Han pasado los años, he logrado el régimen abierto por mi pública ruptura con mi mundo. Mi padre me vuelve a hablar francamente y hemos podido llorar juntos la muerte de mamá. “Se la llevó el sufrir”, me dijo. Él ha ido encogiendo, su mirada amenazadora de antaño se ha vuelto melancólica y ha renunciado a leer los periódicos o a ver la televisión para evitarse las malas noticias. “Nunca te librarás de ellos”, me dice. Y tiene razón. Los hábitos de antaño me han permitido darme cuenta de que me siguen. Los veo de reojo o reflejados en los escaparates. Son los informadores, los que toman las notas.
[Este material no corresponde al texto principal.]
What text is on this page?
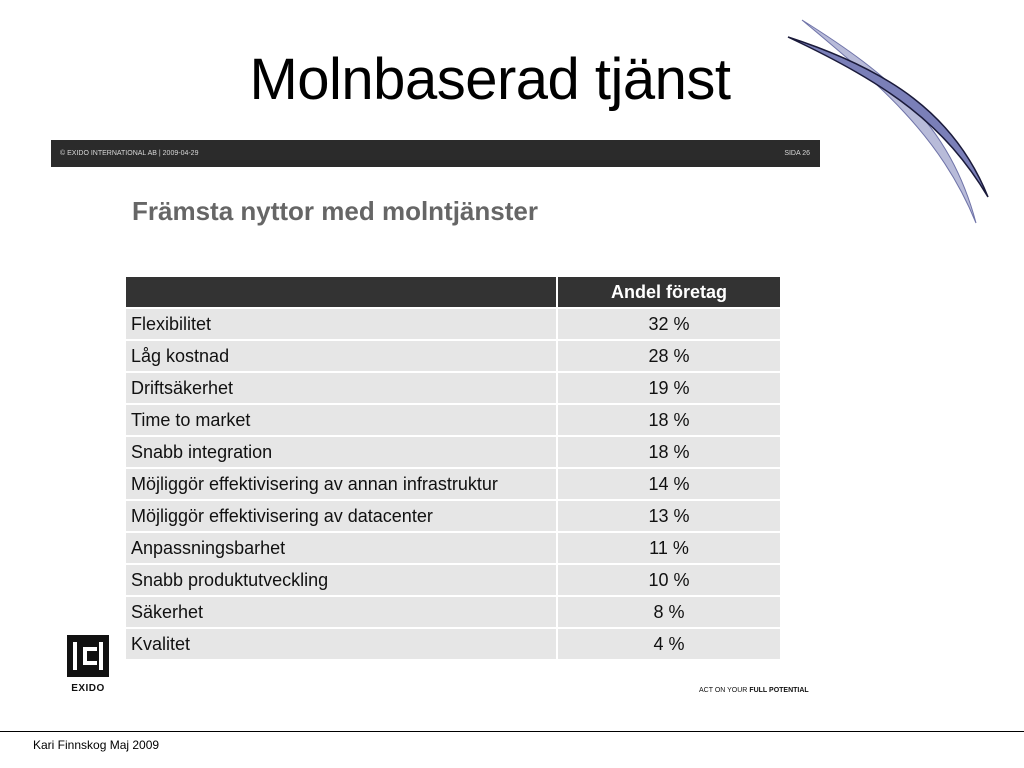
Molnbaserad tjänst
© EXIDO INTERNATIONAL AB | 2009-04-29	SIDA 26
Främsta nyttor med molntjänster
	Andel företag
Flexibilitet	32 %
Låg kostnad	28 %
Driftsäkerhet	19 %
Time to market	18 %
Snabb integration	18 %
Möjliggör effektivisering av annan infrastruktur	14 %
Möjliggör effektivisering av datacenter	13 %
Anpassningsbarhet	11 %
Snabb produktutveckling	10 %
Säkerhet	8 %
Kvalitet	4 %
EXIDO	ACT ON YOUR FULL POTENTIAL
Kari Finnskog Maj 2009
Se lo noto en los ojos, por que tienen la misma mirada de lobo que yo tuve. Me han marcado. Y cada vez que algún político me menciona me acerca un poco más a la tumba.

Hoy ha sonado el móvil, una voz femenina con acento francés me ha pedido que huya y ha colgado. “Tarde”, he pensado. He apagado las luces, cerrado las ventanas y he puesto a mi alrededor unos plásticos y la manta. No quiero que mi padre tenga que recoger la sangre. Ahora no tengo pistola, sólo la secreta esperanza de que al verdugo le tiemble la voluntad antes que la mano. Venid perros, que aquí os espera un gudari.